De nombreux ancêtres de M. Aillagon sont originaires de la région de Sarrelouis – Wallerfangen = Vaudrevange, chef lieu du Baillage d’Allemagne du Duché de Lorraine.
Il descend de plusieurs familles venues du Tyrol pour repeupler la Lorraine et le Comté de Nassau-Sarrebruck, à l’issue de la Guerre de 30 ans : les Mang, Danner, Grotz. Professions les plus fréquentes de ses ancêtres : meuniers, laboureurs, aubergistes. Certains furent jardinier, maître d’école, charron, batelier, verrier, journalier, tailleur d’habits, soldat (sergent), mineur. Certains occupèrent des fonctions administratives : maire du village, haut-maire, échevin de justice ou d’église. Pour certaines lignées, on arrive jusqu’en 1520.
Son arrière-grand-père, Philippe Albert Schäffer, né le 29 septembre 1853 à Brillon en Westphalie où son père était tisserand, vient travailler comme mineur en Moselle. Il épousa en 1879 une jeune fille de Hargarten-aux-Mines, Elisabeth Danner. (acte de mariage joint)… »
Je retrouve aussi une correspondance complète avec Yves Navarre que je confierai à la Bibliothèque de Versailles. Les lettres d’Yves Navarre datent du début des années 1990, quand après ses succès des années 1980 et notamment son Goncourt de 1980 pour Le Jardin d’acclimatation, la vie l’avait perclus d’épreuves dont il ne se remettra pas. Le 4 mai 1992 il m’écrivait « 21h07. Cher Jean-Jacques, depuis trois heures, je classe, nettoie, trie, range. Le téléphone a sonné deux fois. Vite, vite, à chaque fois j’ai dit que j’attendais un appel important. J’ai pris un calmant. Une douche. Je me suis mis en pyjama. Je me suis fait un potage. Le programme de Radio Classique est agaçant : un hommage à Messiaen. Ce soir ? justement ?
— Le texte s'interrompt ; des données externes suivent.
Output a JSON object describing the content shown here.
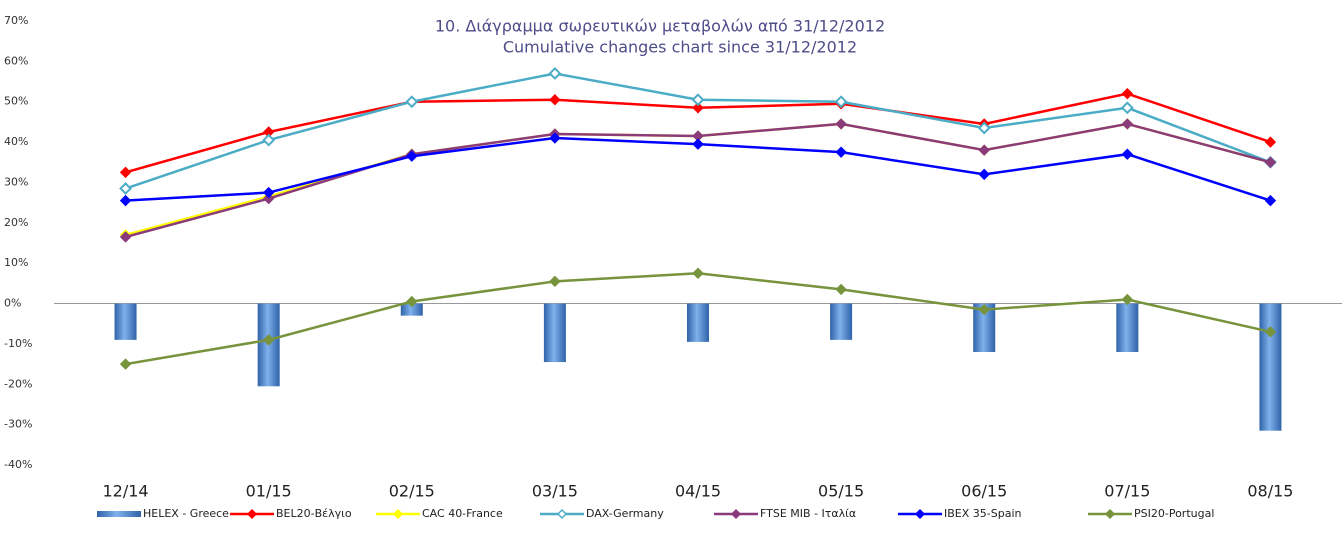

Bref, force est de constater que je ne me suis pas « fait d’amis » ci et là, proches ; ou alors dans le secret des textes et celle-là, ceux-là, je ne les vois jamais. A quel point je paye cher et chair (te l’ai-je déjà écrit ?) d’avoir osé écrire de manière un peu plus humaine.
Je suis lâché, Jean-Jacques. Et (pas mais, le mais-chagrin) j’ai encore un brin de santé, de volonté et un si fort désir de vivre et d’écrire que parfois je désespère. Cette inespérance était déjà dans tous mes textes… »
Yves Navarre a mit fin à ses jours le 24 janvier 1994. Je l’avais connu à la fin des années 1970, à l’époque de ses succès naissants. Il avait une maison dans la vallée d’Apt, à Joucas, ce village où Michel Guy aimait passer ses étés festivaliers, dans la maison de son ami Dan Kiener. C’est chez Dan Kiener que j’ai fait sa connaissance alors qu’il était ministre de la Culture.